Journal of Best PracticesUsually, people watch book trailers to learn more about an upcoming release or to decide whether they want to actually get the book. But with The Journal of Best Practices, it just so happens that I’ve already read it. So does the trailer accurately reflect the book?

This is one of the longer “author interview” style trailers, clocking in at around 3 minutes. While it’s interesting to see and hear author David Finch (and his long-suffering wife Kristen), this trailer, created by the publisher, doesn’t do much to liven up the talking-head format. Some bland adult-contemporary music and a slow pan of the book cover is about all we get.

While Finch gives a concise summary of what the book is and how it evolved (after being diagnosed with Asperger’s syndrome and realizing how it had damaged his failing five-year marriage, Finch began obsessively writing notes to himself about how to be a good husband, which he and his wife half-jokingly called “the journal of best practices”), it’s in a dry, matter-of-fact tone that doesn’t reveal the funny, self-deprecating, and deeply self-aware writing that makes this unique memoir shine.
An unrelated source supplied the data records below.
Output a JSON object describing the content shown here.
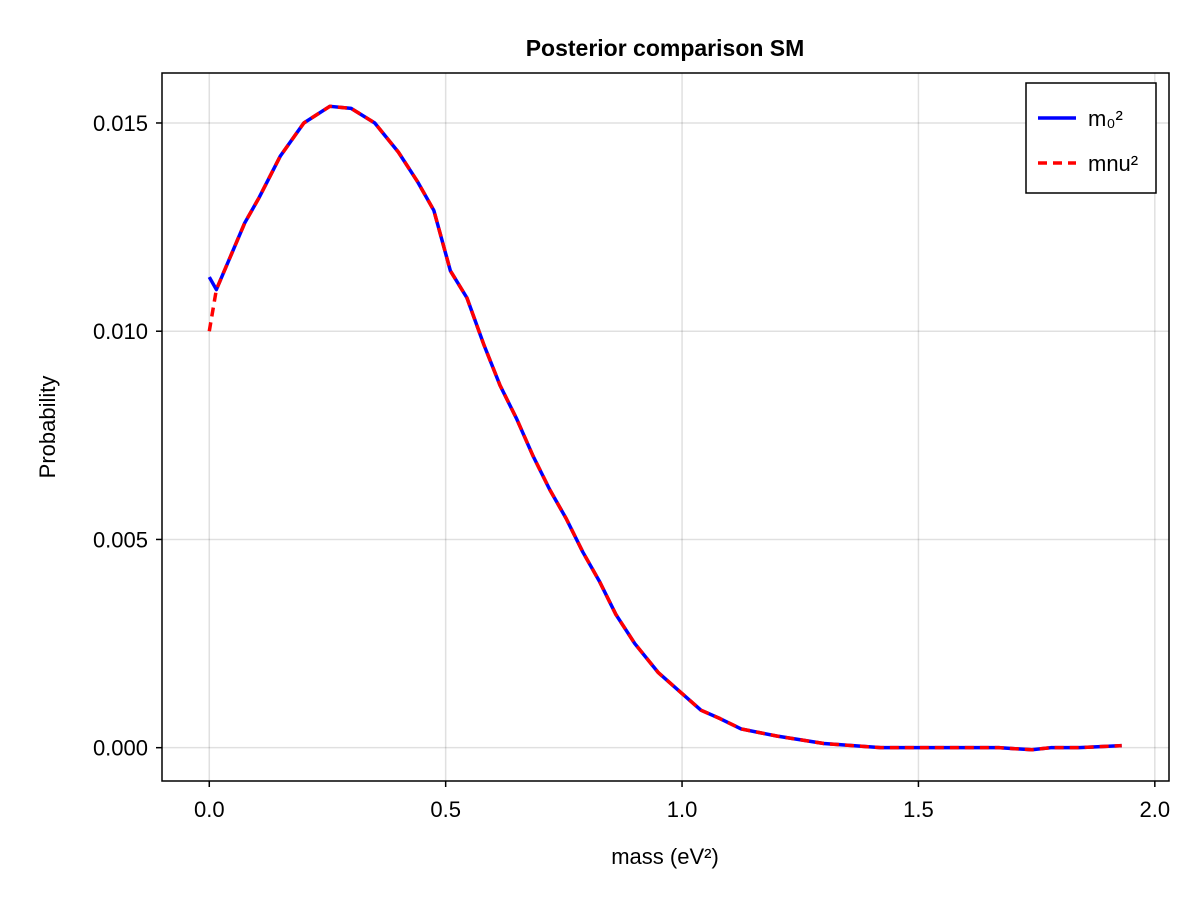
{
  "chart_data": {
    "type": "line",
    "title": "Posterior comparison SM",
    "xlabel": "mass (eV²)",
    "ylabel": "Probability",
    "xlim": [
      -0.1,
      2.03
    ],
    "ylim": [
      -0.0008,
      0.0162
    ],
    "xticks": [
      0.0,
      0.5,
      1.0,
      1.5,
      2.0
    ],
    "xtick_labels": [
      "0.0",
      "0.5",
      "1.0",
      "1.5",
      "2.0"
    ],
    "yticks": [
      0.0,
      0.005,
      0.01,
      0.015
    ],
    "ytick_labels": [
      "0.000",
      "0.005",
      "0.010",
      "0.015"
    ],
    "grid": true,
    "legend_position": "top-right",
    "series": [
      {
        "name": "m₀²",
        "color": "#0000ff",
        "style": "solid",
        "x": [
          0.0,
          0.015,
          0.045,
          0.075,
          0.105,
          0.15,
          0.2,
          0.255,
          0.3,
          0.35,
          0.4,
          0.44,
          0.475,
          0.51,
          0.545,
          0.58,
          0.615,
          0.65,
          0.685,
          0.72,
          0.755,
          0.79,
          0.825,
          0.86,
          0.9,
          0.95,
          1.0,
          1.04,
          1.08,
          1.125,
          1.2,
          1.3,
          1.42,
          1.5,
          1.58,
          1.67,
          1.74,
          1.78,
          1.84,
          1.93
        ],
        "y": [
          0.0113,
          0.011,
          0.0118,
          0.0126,
          0.0132,
          0.0142,
          0.015,
          0.0154,
          0.01535,
          0.015,
          0.0143,
          0.0136,
          0.0129,
          0.01145,
          0.0108,
          0.0097,
          0.0087,
          0.0079,
          0.007,
          0.0062,
          0.0055,
          0.0047,
          0.004,
          0.0032,
          0.0025,
          0.0018,
          0.0013,
          0.0009,
          0.0007,
          0.00045,
          0.00028,
          0.0001,
          0.0,
          0.0,
          0.0,
          0.0,
          -5e-05,
          0.0,
          0.0,
          5e-05
        ]
      },
      {
        "name": "mnu²",
        "color": "#ff0000",
        "style": "dashed",
        "x": [
          0.0,
          0.015,
          0.045,
          0.075,
          0.105,
          0.15,
          0.2,
          0.255,
          0.3,
          0.35,
          0.4,
          0.44,
          0.475,
          0.51,
          0.545,
          0.58,
          0.615,
          0.65,
          0.685,
          0.72,
          0.755,
          0.79,
          0.825,
          0.86,
          0.9,
          0.95,
          1.0,
          1.04,
          1.08,
          1.125,
          1.2,
          1.3,
          1.42,
          1.5,
          1.58,
          1.67,
          1.74,
          1.78,
          1.84,
          1.93
        ],
        "y": [
          0.01,
          0.011,
          0.0118,
          0.0126,
          0.0132,
          0.0142,
          0.015,
          0.0154,
          0.01535,
          0.015,
          0.0143,
          0.0136,
          0.0129,
          0.01145,
          0.0108,
          0.0097,
          0.0087,
          0.0079,
          0.007,
          0.0062,
          0.0055,
          0.0047,
          0.004,
          0.0032,
          0.0025,
          0.0018,
          0.0013,
          0.0009,
          0.0007,
          0.00045,
          0.00028,
          0.0001,
          0.0,
          0.0,
          0.0,
          0.0,
          -5e-05,
          0.0,
          0.0,
          5e-05
        ]
      }
    ]
  }
}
And having the two of them sitting side by side, each nodding solemnly as the other one speaks, makes it look like a dull talk-show segment.

Best Practices is charming, witty, and often sweetly romantic — for those who prefer love stories between real, flawed people to saccharine, insipid chick-lit. But you’d never know it from this kinda boring, not-funny-at-all trailer, which is a real shame. Fortunately, this excellent book has been racing up the bestseller lists on its own merits. On second thought, just skip the trailer and go read the book!